\section{Background}
\label{sec:background}

\subsection{\sotopia environment}
\label{sec:background:sotopia}
In this paper, we build on the \sotopia \citep{zhou2023sotopia} environment, introduced to evaluate language agents. \sotopia consists of \textit{social tasks}, where each task includes a scenario that provides information about the general setting, along with profiles of two characters and their respective goals, which are kept private from the other character. These combinations of scenarios and social goals are designed to cover a wide range of social interactions, such as collaboration, accommodation, and persuasion. For each social task, \sotopia prompts two large language models (LLMs) to act as role-playing \textit{social agents}, interacting with one another through \textit{speech, non-verbal communication, and actions.}

Consider an example as shown in Figure \ref{fig:sotopia}. The entire interaction between the two role-playing characters is called an \textit{episode} within \sotopia. Each episode consists of multiple turns. At each turn, the characters make decisions based on the context of the interaction, which includes (a) the scenario, (b) the character profile, (c) their private goal in the scenario, and (d) conversation history up to that point. The decision itself consists of two parts: (1) the action type, which can either be opting to \textit{speak} an utterance, perform a physical \textit{action}, engage in \textit{non-verbal communication} such as making a gesture, or \textit{leave} the conversation; (2) the content of the action type, which can be a string as an utterance (e.g., \emph{I have been feeling lonely lately'}), a physical action (e.g., \emph{switch car seats'}), or a non-verbal communication (e.g., \emph{`nodding your head'}). Leaving the conversation means exiting the episode.

In the paper, the authors also come up with an evaluation criteria, \sotopiaeval, where they list down seven social dimensions for evaluating the social intelligence of the role-playing characters. These dimensions include: goal completion (\goalcompletion), believability (\believability), knowledge (\knowledge), secret (\secret), relationship (\relationship), social rules (\socialrules) and financial and material benefits (\financialbenefits). In our paper, we only focus on the \goalcompletion and \believability dimensions for the evaluation of the language models (\S \ref{sec:framework:evaluation}). Each dimension is rated by GPT-4 \citep{openai2024gpt4} and humans on a Likert scale. The scores of different dimensions have three types of range: $[0,10]$, $[-10,0]$ and $[-5,5]$. The paper shows that when evaluating language models with \sotopiaeval, GPT-4 could serve as a proxy of human judgment on these dimensions, and it has a higher correlation and significance than human evaluations. Thus we also utilise GPT-4 as our primary evaluator for all the experiments.
\input{fig_tab_alg/sotopia}

\subsection{Memory mechanism in LLMs}
\label{sec:background:memory}
Memory in LLM-based agents is a crucial component for supporting agent-environment interaction~\citep{zhang2024surveymemorymechanismlarge}. It plays an essential role in how an agent accumulates knowledge~\citep{zheng2024synapsetrajectoryasexemplarpromptingmemory}, processes historical information~\citep{10.1145/3397271.3401099, zhu2023ghostminecraftgenerallycapable}, and retrieves relevant information to plan its actions~\citep{zhao2023expelllmagentsexperiential}. Given a \textit{task} that an agent must accomplish in an environment, and considering the current time $t$, the agent's memory can be defined as the information it holds about its actions up to time $t$~\citep{zhang2024surveymemorymechanismlarge}.  

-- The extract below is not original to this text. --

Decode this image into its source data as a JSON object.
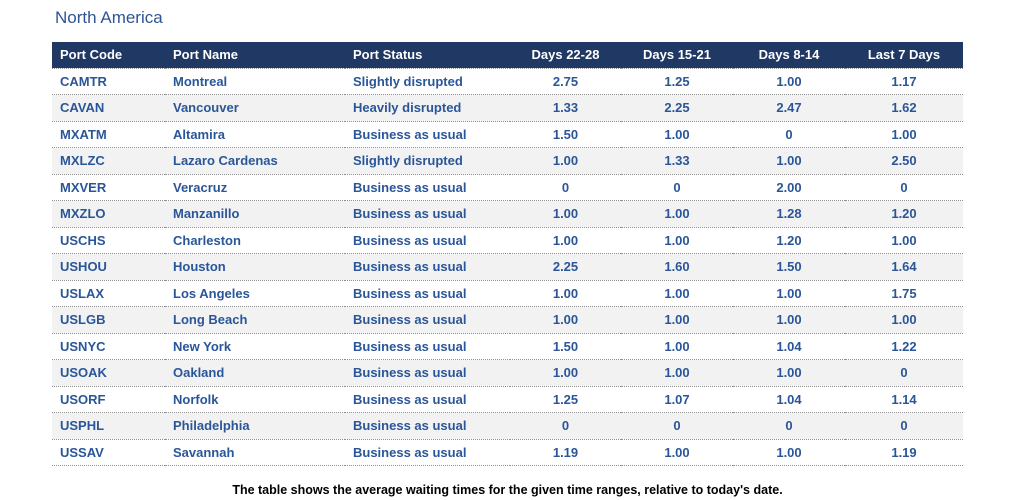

A memory module consists of three main components: (1) \textit{Memory sources}, which refers to where the memory contents are retrieved from. In \lifelongsotopia, the memory source is the episodes that are generated. (2) \textit{Memory forms}, which deals with how the memory contents are stored, either in textual form or parametric form (where memory is encoded into parameters). We store memory in textual form. There are multiple strategies for storing this information: tracking the complete interaction history, maintaining only recent interactions while discarding older ones, or retrieving interactions based on their relevance. (3) \textit{Memory operations} focus on processing memory contents. This includes: (a) \textit{Memory writing}, which decides what part of the information will be stored as memory, (b) \textit{Memory management}, which involves removing redundant or unimportant memories, merging similar ones, and creating higher-level abstractions, and (c) \textit{Memory reading}, which refers to extracting information relevant to the current scenario for decision-making. Based on this, we propose two different approaches for implementing the memory modules in \S \ref{sec:framework:implementation}.